Scientists have discovered that Beluga whales and narwhals go through the menopause too

Sarah Knapton

Beluga whales and narwhals go through the menopause – taking the total number of species known to experience this to five.
Along with humans, killer whales and short-finned pilot whales were the only others previously known to experience “the change” with most species being able to continue to reproduce until they die. 
The study used data from the dead whales of 16 species and found dormant ovaries in older beluga and narwhal females.

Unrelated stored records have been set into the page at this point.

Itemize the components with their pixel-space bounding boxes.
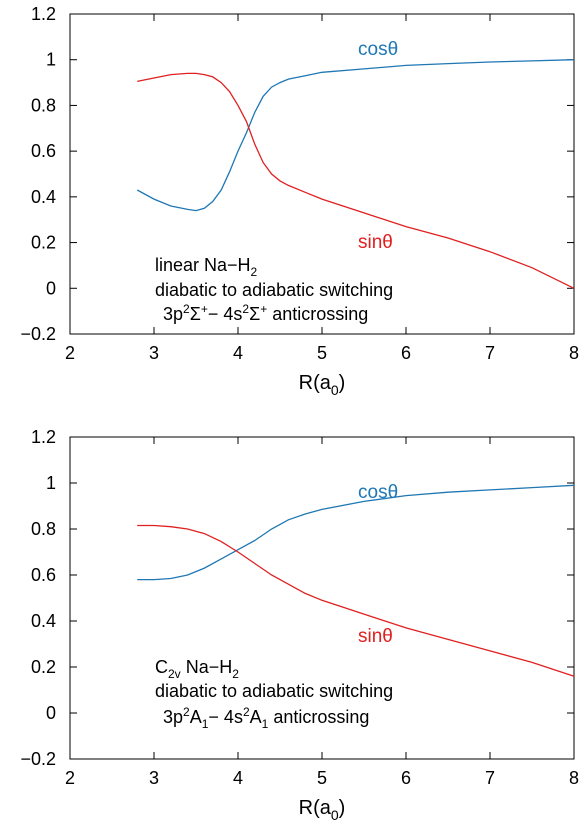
annotation-line-2: diabatic to adiabatic switching	[155, 280, 393, 300]
annotation-run: 3p	[163, 304, 183, 324]
y-tick-label: 0.6	[31, 565, 56, 585]
annotation-run: 2v	[168, 667, 181, 681]
annotation-run: anticrossing	[267, 304, 368, 324]
annotation-line-2: diabatic to adiabatic switching	[155, 681, 393, 701]
y-tick-label: 0.6	[31, 141, 56, 161]
x-tick-label: 4	[233, 768, 243, 788]
annotation-run: linear Na−H	[155, 255, 251, 275]
y-tick-label: 0.8	[31, 519, 56, 539]
x-axis-label-sub: 0	[331, 382, 339, 398]
series-label-cos: cosθ	[358, 39, 398, 60]
x-tick-label: 4	[233, 343, 243, 363]
annotation-run: C	[155, 657, 168, 677]
y-tick-label: −0.2	[20, 324, 56, 344]
annotation-run: 1	[262, 717, 269, 731]
annotation-run: 2	[251, 265, 258, 279]
annotation-run: 2	[183, 705, 190, 719]
x-tick-label: 2	[65, 343, 75, 363]
y-tick-label: 1	[46, 50, 56, 70]
annotation-run: Σ	[249, 304, 260, 324]
annotation-run: +	[260, 302, 267, 316]
series-line-sin	[137, 72, 575, 289]
y-tick-label: 0.2	[31, 657, 56, 677]
y-tick-label: 1.2	[31, 427, 56, 447]
y-tick-label: 1	[46, 473, 56, 493]
x-tick-label: 6	[401, 343, 411, 363]
x-tick-label: 3	[149, 768, 159, 788]
annotation-run: Σ	[190, 304, 201, 324]
series-line-cos	[136, 59, 575, 212]
x-axis-label-main: R(a	[299, 797, 332, 819]
series-line-sin	[137, 524, 575, 677]
y-tick-label: 0.8	[31, 95, 56, 115]
y-tick-label: 0	[46, 278, 56, 298]
annotation-run: A	[190, 707, 202, 727]
annotation-run: 2	[243, 705, 250, 719]
y-tick-label: 0.4	[31, 187, 56, 207]
x-tick-label: 6	[401, 768, 411, 788]
annotation-run: Na−H	[181, 657, 233, 677]
annotation-run: − 4s	[208, 707, 243, 727]
y-tick-label: 1.2	[31, 4, 56, 24]
x-axis-label: R(a0)	[299, 797, 346, 823]
x-tick-label: 3	[149, 343, 159, 363]
x-tick-label: 7	[485, 343, 495, 363]
series-line-cos	[137, 484, 575, 581]
annotation-run: 3p	[163, 707, 183, 727]
x-tick-label: 8	[569, 768, 579, 788]
x-tick-label: 8	[569, 343, 579, 363]
annotation-run: 2	[242, 302, 249, 316]
annotation-line-1: C2v Na−H2	[155, 657, 239, 681]
x-axis-label-close: )	[339, 372, 346, 394]
y-tick-label: 0.2	[31, 233, 56, 253]
annotation-line-3: 3p2Σ+− 4s2Σ+ anticrossing	[163, 302, 368, 324]
x-axis-label-sub: 0	[331, 807, 339, 823]
chart-panel-1: 2 3 4 5 6 7 8−0.200.20.40.60.811.2R(a0)cosθsin…	[20, 4, 579, 398]
series-label-sin: sinθ	[358, 232, 393, 253]
annotation-run: +	[201, 302, 208, 316]
annotation-run: anticrossing	[268, 707, 369, 727]
y-tick-label: 0	[46, 703, 56, 723]
annotation-line-1: linear Na−H2	[155, 255, 258, 279]
annotation-run: 2	[183, 302, 190, 316]
annotation-line-3: 3p2A1− 4s2A1 anticrossing	[163, 705, 369, 731]
x-axis-label-close: )	[339, 797, 346, 819]
y-tick-label: 0.4	[31, 611, 56, 631]
annotation-run: A	[250, 707, 262, 727]
series-label-sin: sinθ	[358, 626, 393, 647]
x-tick-label: 5	[317, 343, 327, 363]
series-label-cos: cosθ	[358, 482, 398, 503]
annotation-run: − 4s	[208, 304, 243, 324]
chart-panel-2: 2 3 4 5 6 7 8−0.200.20.40.60.811.2R(a0)cosθsin…	[20, 427, 579, 823]
x-tick-label: 7	[485, 768, 495, 788]
x-axis-label: R(a0)	[299, 372, 346, 398]
annotation-run: 2	[232, 667, 239, 681]
x-axis-label-main: R(a	[299, 372, 332, 394]
x-tick-label: 2	[65, 768, 75, 788]
x-tick-label: 5	[317, 768, 327, 788]
y-tick-label: −0.2	[20, 749, 56, 769]
annotation-run: 1	[202, 717, 209, 731]
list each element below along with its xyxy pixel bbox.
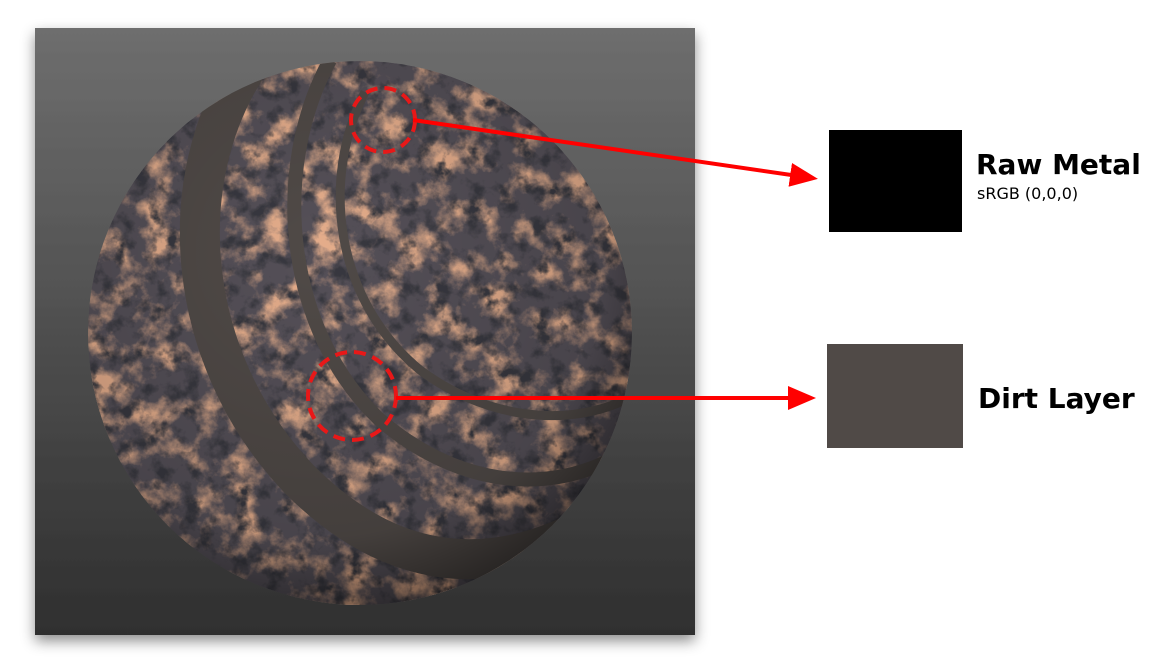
raw-metal-arrow	[412, 118, 818, 187]
dirt-layer-swatch	[827, 344, 963, 448]
raw-metal-title: Raw Metal	[976, 148, 1141, 181]
raw-metal-swatch	[829, 130, 962, 232]
raw-metal-srgb-value: sRGB (0,0,0)	[977, 184, 1079, 203]
dirt-layer-title: Dirt Layer	[978, 382, 1135, 415]
metal-sphere	[88, 61, 632, 605]
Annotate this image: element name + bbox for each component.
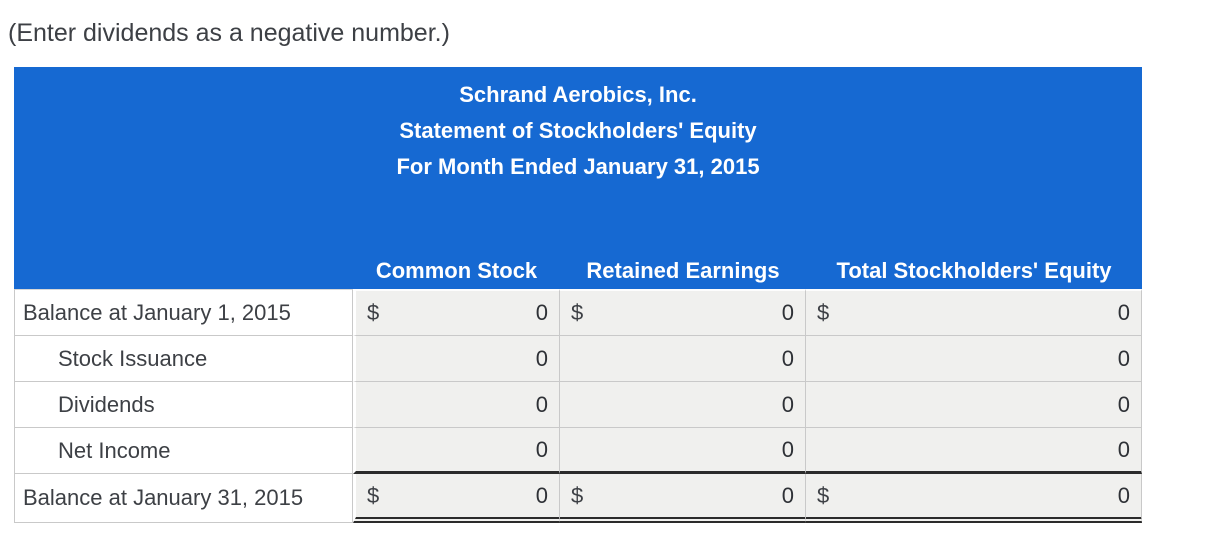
cell-value: 0 (781, 482, 794, 508)
input-cell-total-equity-dividends[interactable]: 0 (806, 382, 1143, 428)
statement-period: For Month Ended January 31, 2015 (396, 154, 760, 179)
dollar-sign: $ (817, 300, 830, 325)
cell-value: 0 (1117, 345, 1131, 371)
table-row-balance-jan-31: Balance at January 31, 2015 $ 0 $ 0 $ 0 (14, 474, 1143, 523)
row-label-dividends: Dividends (14, 382, 353, 428)
table-row-net-income: Net Income 0 0 0 (14, 428, 1143, 474)
cell-value: 0 (781, 391, 794, 417)
dollar-sign: $ (817, 482, 830, 508)
input-cell-retained-earnings-stock-issuance[interactable]: 0 (560, 336, 806, 382)
column-header-row: Common Stock Retained Earnings Total Sto… (14, 256, 1143, 289)
input-cell-common-stock-net-income[interactable]: 0 (353, 428, 560, 474)
input-cell-common-stock-dividends[interactable]: 0 (353, 382, 560, 428)
cell-value: 0 (535, 300, 548, 325)
table-row-balance-jan-1: Balance at January 1, 2015 $ 0 $ 0 $ 0 (14, 289, 1143, 336)
cell-value: 0 (535, 436, 548, 462)
dollar-sign: $ (571, 300, 584, 325)
cell-value: 0 (1117, 391, 1131, 417)
cell-value: 0 (781, 436, 794, 462)
stockholders-equity-statement-table: Schrand Aerobics, Inc. Statement of Stoc… (14, 67, 1143, 523)
statement-title: Statement of Stockholders' Equity (399, 118, 757, 143)
table-row-stock-issuance: Stock Issuance 0 0 0 (14, 336, 1143, 382)
cell-value: 0 (535, 391, 548, 417)
statement-title-row: Schrand Aerobics, Inc. Statement of Stoc… (14, 67, 1143, 256)
row-label-stock-issuance: Stock Issuance (14, 336, 353, 382)
row-label-balance-jan-1: Balance at January 1, 2015 (14, 289, 353, 336)
input-cell-retained-earnings-dividends[interactable]: 0 (560, 382, 806, 428)
dollar-sign: $ (367, 300, 380, 325)
column-header-total-stockholders-equity: Total Stockholders' Equity (806, 256, 1143, 289)
cell-value: 0 (781, 345, 794, 371)
cell-value: 0 (1117, 436, 1131, 462)
cell-value: 0 (1117, 482, 1131, 508)
dollar-sign: $ (571, 482, 584, 508)
row-label-balance-jan-31: Balance at January 31, 2015 (14, 474, 353, 523)
column-header-retained-earnings: Retained Earnings (560, 256, 806, 289)
instruction-note: (Enter dividends as a negative number.) (8, 19, 450, 47)
row-label-column-header (14, 256, 353, 289)
statement-header: Schrand Aerobics, Inc. Statement of Stoc… (14, 67, 1143, 256)
input-cell-total-equity-ending-balance[interactable]: $ 0 (806, 474, 1143, 523)
input-cell-common-stock-stock-issuance[interactable]: 0 (353, 336, 560, 382)
input-cell-total-equity-net-income[interactable]: 0 (806, 428, 1143, 474)
cell-value: 0 (781, 300, 794, 325)
input-cell-common-stock-beginning-balance[interactable]: $ 0 (353, 289, 560, 336)
column-header-common-stock: Common Stock (353, 256, 560, 289)
input-cell-retained-earnings-net-income[interactable]: 0 (560, 428, 806, 474)
input-cell-retained-earnings-ending-balance[interactable]: $ 0 (560, 474, 806, 523)
row-label-net-income: Net Income (14, 428, 353, 474)
company-name: Schrand Aerobics, Inc. (459, 82, 697, 107)
input-cell-total-equity-stock-issuance[interactable]: 0 (806, 336, 1143, 382)
dollar-sign: $ (367, 482, 380, 508)
cell-value: 0 (1117, 300, 1131, 325)
table-row-dividends: Dividends 0 0 0 (14, 382, 1143, 428)
cell-value: 0 (535, 482, 548, 508)
cell-value: 0 (535, 345, 548, 371)
input-cell-retained-earnings-beginning-balance[interactable]: $ 0 (560, 289, 806, 336)
input-cell-common-stock-ending-balance[interactable]: $ 0 (353, 474, 560, 523)
input-cell-total-equity-beginning-balance[interactable]: $ 0 (806, 289, 1143, 336)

The researchers believe they go through the menopause to prevent resources being taken away from their other children and grandchildren, but stay alive to help protect the younger pod members.Lead author Dr Sam Ellis, from the University of Exeter, said: “For menopause to make sense in evolutionary terms, a species needs both a reason to stop reproducing and a reason to live on afterwards.
“In killer whales, the reason to stop comes because both male and female offspring stay with their mothers for life, so as a female ages, her group contains more and more of her children and grandchildren.“This increasing relatedness means that, if she keeps having young, they compete with her own direct descendants for resources such as food. 
“The reason to continue living is that older females are of great benefit to their offspring and grand-offspring. For example, their knowledge of where to find food helps groups survive.”
Research into human ancestors suggests they also lived among more and more relatives as they aged, and may have evolved in a similar way so they could impart their wisdom.
Senior author Professor Darren Croft, also of Exeter, added: “It’s hard to study human behaviour in the modern world because it's so far removed from the conditions our ancestors lived in.“Looking at other species like these toothed whales can help us establish how this unusual reproductive strategy has evolved.”
There has already been extensive research into the existence of the menopause among killer whales. Detailed observations of live beluga whales and narwhals have not yet been carried out.
The research was published in the journal Scientific Reports.